Please note that this diagram was prepared prior to the coming into force of the CRA 2015. The CRA 2015 has repealed s5 of UCTA 1977.
Activity 9 Balancing freedom of contract and consumer protection
- a.Based on this course and the diagram in Box 7, do you think the current balance between freedom to contract and consumer protection is appropriate?
There is no one ‘right’ answer to this question. Your answer may depend on a number of factors, including your analysis of the approach taken by the courts and how legislative provisions apply to both business and consumer contracts.
- b.The academic, Ben-Shahar, states that the reality for consumers entering into standard form contracts is:
Real people don’t read standard form contracts. Reading is boring, incomprehensible, alienating, time consuming, but most of all pointless. We want the product, not the contract. Besides, lots of people bought the product or the service along with the same contract and seem happy enough, so we presume that there must be nothing particularly important buried in the contract terms.
And what if they did read? Surely, there is nothing they can do about the bad stuff they know they will find. Are they going to cross out the unfavourable term? Are they going to call some semi-automatic ‘customer service agent’ and negotiate? Other than lose the excitement about the deal and maybe walk away from it (to what? A better contract?), there is not much individuals can do. Dedicated readers can expect only heartache, which is a very poor reward for engaging in such time-consuming endeavor. Apart from an exotic individual here or there, nobody reads.
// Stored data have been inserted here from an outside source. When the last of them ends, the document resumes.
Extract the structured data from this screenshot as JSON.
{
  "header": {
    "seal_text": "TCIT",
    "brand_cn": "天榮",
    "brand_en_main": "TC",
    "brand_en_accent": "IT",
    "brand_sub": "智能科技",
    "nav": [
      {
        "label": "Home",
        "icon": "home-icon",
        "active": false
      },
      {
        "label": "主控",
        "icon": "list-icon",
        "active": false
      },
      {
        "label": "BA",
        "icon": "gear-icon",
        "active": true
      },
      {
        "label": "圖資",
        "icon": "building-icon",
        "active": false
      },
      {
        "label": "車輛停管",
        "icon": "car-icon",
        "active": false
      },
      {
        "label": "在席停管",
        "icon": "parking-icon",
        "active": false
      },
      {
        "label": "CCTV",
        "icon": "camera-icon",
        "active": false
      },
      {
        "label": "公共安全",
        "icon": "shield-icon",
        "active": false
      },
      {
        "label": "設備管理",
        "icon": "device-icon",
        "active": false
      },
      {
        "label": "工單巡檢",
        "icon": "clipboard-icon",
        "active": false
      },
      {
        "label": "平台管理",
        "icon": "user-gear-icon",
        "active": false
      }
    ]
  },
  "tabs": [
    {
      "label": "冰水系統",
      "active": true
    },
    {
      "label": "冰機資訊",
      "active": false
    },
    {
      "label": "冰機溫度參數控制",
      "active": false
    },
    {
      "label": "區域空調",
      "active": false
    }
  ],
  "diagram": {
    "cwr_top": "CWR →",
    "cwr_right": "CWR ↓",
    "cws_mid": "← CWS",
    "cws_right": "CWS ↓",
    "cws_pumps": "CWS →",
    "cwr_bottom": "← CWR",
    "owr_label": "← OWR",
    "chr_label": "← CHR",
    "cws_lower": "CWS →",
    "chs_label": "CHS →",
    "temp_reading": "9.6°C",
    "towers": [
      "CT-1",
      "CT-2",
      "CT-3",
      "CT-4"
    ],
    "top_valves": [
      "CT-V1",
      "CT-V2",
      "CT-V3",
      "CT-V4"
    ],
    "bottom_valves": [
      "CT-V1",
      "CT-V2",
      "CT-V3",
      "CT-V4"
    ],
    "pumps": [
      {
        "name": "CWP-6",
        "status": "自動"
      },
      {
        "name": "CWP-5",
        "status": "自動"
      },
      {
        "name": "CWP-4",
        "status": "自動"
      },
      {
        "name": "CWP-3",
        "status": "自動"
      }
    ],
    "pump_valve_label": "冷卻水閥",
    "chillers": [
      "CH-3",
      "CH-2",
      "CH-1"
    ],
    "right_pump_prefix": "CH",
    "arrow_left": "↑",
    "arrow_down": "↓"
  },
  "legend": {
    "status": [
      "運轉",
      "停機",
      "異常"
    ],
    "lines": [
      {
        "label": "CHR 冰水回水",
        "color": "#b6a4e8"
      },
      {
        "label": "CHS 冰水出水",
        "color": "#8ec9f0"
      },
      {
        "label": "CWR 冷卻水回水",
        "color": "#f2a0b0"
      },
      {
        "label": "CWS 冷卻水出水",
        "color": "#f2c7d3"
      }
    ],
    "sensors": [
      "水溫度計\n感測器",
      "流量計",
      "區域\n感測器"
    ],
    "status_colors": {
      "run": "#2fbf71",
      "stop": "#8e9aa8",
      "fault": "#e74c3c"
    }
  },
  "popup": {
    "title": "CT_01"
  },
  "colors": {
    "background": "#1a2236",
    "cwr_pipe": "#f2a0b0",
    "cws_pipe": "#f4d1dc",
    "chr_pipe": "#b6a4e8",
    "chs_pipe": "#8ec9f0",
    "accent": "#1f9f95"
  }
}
- i.Do you agree with Ben-Shahar’s argument?
In 2010, the video games retailer, Gamestation, played an April Fool’s joke on its customers and amended the standard terms and conditions on its website to include a term saying it ‘legally owned the soul of each customer who bought from them’. Customers were given an option to opt-out of that term (and claim a £5.00 voucher). Only 12 per cent of customers did so, suggesting the remaining 88 per cent had not read the standard terms before their purchase (Richmond, 2010). This does suggest that Ben-Shahar’s argument is valid.
- ii.If Ben-Shahar is correct, is there anything that can be done to protect consumers?
Ben-Shahar (2009) argues that many legal measures have focused on improving the opportunities to read, and the readability of, such contracts. He suggests that non-legal methods should be used such as a ratings system for contracts (similar to those used by review websites in relation to hotels or restaurants). He also suggests using labelling, rather like on food products, to indicate key features of a contract.